A walk around her homestead demonstrates what she’s learned. She’s built her home, furnishings, and even an  outhouse with a living roof. She collects rainwater, was in the process of building a “rocket furnace” for the “tiny home” she created from a former grain silo. She cooks in an outdoor kitchen, where she’s able to prepare healthful, delicious meals that come straight from her gardens. And there are gardens and food growing everywhere.

Dr. Deb, has more than thirty years experience in academic research and landscape design, as well as extensive training in plant nutrition, economics, and environmental education. She shares what she’s learned in a variety of ways, including through her non-profit, the Silo Project, which stands for Sustainable Information and Learning Opportunities.

One of her more popular programs is keyhole garden construction.

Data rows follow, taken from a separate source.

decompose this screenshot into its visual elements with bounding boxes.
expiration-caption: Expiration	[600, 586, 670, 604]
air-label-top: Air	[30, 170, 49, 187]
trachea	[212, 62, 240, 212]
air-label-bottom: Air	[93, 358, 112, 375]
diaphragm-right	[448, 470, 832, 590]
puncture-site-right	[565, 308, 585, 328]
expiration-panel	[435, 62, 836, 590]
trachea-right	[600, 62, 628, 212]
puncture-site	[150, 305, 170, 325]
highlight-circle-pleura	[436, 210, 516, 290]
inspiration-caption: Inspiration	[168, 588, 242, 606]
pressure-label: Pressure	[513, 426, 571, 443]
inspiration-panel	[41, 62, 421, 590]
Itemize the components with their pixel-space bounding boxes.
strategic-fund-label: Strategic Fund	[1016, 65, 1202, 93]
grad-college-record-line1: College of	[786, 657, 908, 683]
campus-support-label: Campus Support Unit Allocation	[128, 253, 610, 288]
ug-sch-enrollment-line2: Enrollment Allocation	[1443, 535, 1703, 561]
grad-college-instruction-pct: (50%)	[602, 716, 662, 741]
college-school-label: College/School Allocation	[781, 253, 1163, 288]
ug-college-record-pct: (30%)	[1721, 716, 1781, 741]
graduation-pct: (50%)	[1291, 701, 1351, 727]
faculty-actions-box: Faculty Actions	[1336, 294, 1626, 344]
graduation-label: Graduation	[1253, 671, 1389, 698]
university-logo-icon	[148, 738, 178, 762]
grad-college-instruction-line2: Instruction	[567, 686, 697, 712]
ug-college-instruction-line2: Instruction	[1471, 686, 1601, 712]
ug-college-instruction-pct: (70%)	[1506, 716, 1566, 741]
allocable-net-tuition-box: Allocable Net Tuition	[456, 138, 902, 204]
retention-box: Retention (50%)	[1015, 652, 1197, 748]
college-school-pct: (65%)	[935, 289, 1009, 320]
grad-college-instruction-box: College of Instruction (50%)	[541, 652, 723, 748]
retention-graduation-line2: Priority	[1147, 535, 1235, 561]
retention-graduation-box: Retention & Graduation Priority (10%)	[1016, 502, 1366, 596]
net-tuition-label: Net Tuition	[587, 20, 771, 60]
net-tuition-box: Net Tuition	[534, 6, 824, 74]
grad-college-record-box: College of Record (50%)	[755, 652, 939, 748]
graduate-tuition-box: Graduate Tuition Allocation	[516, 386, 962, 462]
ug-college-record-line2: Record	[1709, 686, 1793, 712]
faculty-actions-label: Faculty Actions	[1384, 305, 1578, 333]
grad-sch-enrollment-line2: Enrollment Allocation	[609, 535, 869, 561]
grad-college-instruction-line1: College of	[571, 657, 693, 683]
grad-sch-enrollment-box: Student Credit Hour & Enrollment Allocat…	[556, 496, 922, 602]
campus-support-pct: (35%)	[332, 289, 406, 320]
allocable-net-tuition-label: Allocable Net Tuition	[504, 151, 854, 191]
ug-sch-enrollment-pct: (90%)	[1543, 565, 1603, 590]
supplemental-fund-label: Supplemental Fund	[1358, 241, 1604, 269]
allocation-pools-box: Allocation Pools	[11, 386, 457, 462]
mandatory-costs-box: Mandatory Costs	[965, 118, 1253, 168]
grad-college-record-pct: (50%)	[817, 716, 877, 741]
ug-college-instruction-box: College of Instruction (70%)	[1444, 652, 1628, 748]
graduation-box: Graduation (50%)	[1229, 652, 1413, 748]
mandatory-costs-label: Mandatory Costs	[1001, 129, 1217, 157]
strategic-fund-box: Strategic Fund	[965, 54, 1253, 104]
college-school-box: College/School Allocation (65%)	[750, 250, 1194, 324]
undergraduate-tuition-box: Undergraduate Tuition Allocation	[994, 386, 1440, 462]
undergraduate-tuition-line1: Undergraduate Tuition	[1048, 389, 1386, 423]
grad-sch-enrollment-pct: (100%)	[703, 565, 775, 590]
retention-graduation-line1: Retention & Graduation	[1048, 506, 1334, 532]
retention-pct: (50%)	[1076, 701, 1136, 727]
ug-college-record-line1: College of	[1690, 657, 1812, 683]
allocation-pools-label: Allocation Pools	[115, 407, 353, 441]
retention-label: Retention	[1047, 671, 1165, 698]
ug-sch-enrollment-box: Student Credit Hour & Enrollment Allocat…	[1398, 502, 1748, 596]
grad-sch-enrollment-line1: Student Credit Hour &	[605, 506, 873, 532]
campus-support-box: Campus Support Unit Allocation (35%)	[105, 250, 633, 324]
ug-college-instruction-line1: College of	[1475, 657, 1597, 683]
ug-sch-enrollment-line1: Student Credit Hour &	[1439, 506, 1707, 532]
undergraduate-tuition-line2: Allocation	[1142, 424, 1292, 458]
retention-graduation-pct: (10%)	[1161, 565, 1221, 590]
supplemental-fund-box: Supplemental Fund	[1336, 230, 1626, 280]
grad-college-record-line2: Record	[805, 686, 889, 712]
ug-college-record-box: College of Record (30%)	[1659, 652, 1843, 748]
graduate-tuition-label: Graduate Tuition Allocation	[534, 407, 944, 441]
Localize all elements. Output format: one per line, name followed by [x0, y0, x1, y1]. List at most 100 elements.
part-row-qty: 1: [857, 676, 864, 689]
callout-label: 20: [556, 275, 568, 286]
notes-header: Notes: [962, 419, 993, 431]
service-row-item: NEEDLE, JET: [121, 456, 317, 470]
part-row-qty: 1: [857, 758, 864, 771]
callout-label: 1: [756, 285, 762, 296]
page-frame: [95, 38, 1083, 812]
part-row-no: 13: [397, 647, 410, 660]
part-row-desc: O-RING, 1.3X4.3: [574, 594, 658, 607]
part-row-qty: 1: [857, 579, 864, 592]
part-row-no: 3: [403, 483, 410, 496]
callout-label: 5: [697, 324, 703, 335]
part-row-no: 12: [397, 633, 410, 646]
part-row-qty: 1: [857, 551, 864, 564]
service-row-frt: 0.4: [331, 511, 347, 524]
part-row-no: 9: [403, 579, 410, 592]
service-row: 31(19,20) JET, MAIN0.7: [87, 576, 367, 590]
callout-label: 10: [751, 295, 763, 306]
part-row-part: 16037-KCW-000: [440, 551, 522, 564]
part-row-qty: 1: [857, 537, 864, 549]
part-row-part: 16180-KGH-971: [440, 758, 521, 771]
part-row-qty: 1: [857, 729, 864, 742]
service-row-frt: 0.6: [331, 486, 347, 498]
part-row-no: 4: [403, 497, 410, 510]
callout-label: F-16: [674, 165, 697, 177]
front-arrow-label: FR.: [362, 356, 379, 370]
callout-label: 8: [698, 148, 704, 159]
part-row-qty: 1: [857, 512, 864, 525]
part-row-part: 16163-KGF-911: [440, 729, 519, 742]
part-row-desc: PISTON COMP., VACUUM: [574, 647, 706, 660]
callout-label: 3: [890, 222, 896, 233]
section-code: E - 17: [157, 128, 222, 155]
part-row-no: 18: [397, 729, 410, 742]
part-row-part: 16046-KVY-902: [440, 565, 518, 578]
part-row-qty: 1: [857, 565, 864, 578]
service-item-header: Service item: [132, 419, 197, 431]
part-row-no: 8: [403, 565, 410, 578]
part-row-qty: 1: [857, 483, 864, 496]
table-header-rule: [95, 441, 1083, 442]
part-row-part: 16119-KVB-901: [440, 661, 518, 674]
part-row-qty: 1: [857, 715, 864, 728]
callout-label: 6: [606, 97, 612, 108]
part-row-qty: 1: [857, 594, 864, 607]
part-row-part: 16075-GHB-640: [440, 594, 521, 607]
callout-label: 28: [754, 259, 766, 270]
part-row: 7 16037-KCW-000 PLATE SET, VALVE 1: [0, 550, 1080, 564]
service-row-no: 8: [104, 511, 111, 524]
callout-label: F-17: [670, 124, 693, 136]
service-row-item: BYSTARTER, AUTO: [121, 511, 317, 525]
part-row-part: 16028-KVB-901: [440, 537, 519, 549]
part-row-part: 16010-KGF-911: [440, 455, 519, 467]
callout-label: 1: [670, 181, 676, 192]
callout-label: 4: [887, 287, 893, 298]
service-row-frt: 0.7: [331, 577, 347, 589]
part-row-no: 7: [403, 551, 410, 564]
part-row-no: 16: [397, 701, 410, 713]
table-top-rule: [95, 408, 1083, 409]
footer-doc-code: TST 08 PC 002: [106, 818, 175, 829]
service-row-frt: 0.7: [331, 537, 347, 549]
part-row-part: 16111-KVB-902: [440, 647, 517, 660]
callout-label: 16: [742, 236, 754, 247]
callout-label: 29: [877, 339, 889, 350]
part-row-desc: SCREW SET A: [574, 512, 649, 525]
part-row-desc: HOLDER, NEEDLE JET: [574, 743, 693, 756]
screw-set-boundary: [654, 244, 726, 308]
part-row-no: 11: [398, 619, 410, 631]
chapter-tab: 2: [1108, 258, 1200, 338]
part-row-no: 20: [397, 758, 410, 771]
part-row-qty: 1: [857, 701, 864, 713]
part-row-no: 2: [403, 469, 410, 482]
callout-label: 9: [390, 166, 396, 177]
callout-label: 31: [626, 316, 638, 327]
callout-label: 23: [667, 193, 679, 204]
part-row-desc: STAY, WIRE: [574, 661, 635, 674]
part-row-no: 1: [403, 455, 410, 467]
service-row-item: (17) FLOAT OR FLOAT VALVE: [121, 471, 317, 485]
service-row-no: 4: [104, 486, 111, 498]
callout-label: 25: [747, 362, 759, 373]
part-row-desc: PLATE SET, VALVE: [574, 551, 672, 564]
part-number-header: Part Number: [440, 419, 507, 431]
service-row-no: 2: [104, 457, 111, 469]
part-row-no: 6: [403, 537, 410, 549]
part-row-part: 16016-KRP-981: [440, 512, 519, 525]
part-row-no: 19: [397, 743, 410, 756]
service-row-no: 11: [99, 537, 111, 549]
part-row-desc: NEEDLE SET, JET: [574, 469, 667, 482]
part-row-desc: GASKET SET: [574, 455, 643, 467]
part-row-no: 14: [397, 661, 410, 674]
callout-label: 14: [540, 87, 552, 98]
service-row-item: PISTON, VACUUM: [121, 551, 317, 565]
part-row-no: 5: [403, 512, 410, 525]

A keyhole garden is a six foot diameter round, raised bed—held in place by rocks, bricks, clay—whatever works—with a center wire kitchen scrap cylinder, and a wedge missing from the circle, which allows gardeners easy access to the basket. She did not create the concept of keyhole gardens, but instead of filling them with soil, she fills hers with recycled materials like phone books, cardboard and paper–thus creating rich, fertile soil where none before existed. She says it’s all about “the rot.”

And there is rot in short order in her keyhole gardens. Dr. Deb said she, herself, wouldn’t have believed how quickly decomposition occurred, if not for a mishap with the first public keyhole garden she built out of cob and recycled materials in Clifton. She said four weeks to the day of building the garden at a demonstration site in downtown Clifton, torrential rains inundated the garden and broke out its wall.

Instead of the myriad, thick Waco phone books, reams of newspapers and cardboard with which she’d filled the garden, what she discovered was rot. Decomposition.

SOIL!

In just four weeks, all those recycled materials transformed into soil. Mother Nature came through and worked her magic.

If she hadn’t already believed in the process, she would have converted that day. And she believes others will become believers, too, and in so doing learn to live more lightly on the planet.

Dr. Tolman offers workshops on a wide variety of sustainability topics from gardening to cooking, to building furniture and outdoor ovens, to rain water harvesting and wildlife and range management — and more. If living with nature and not against it appeals to you, Dr. Deb Tolman knows how to get it done, and is glad to share what she knows with like-minded folks.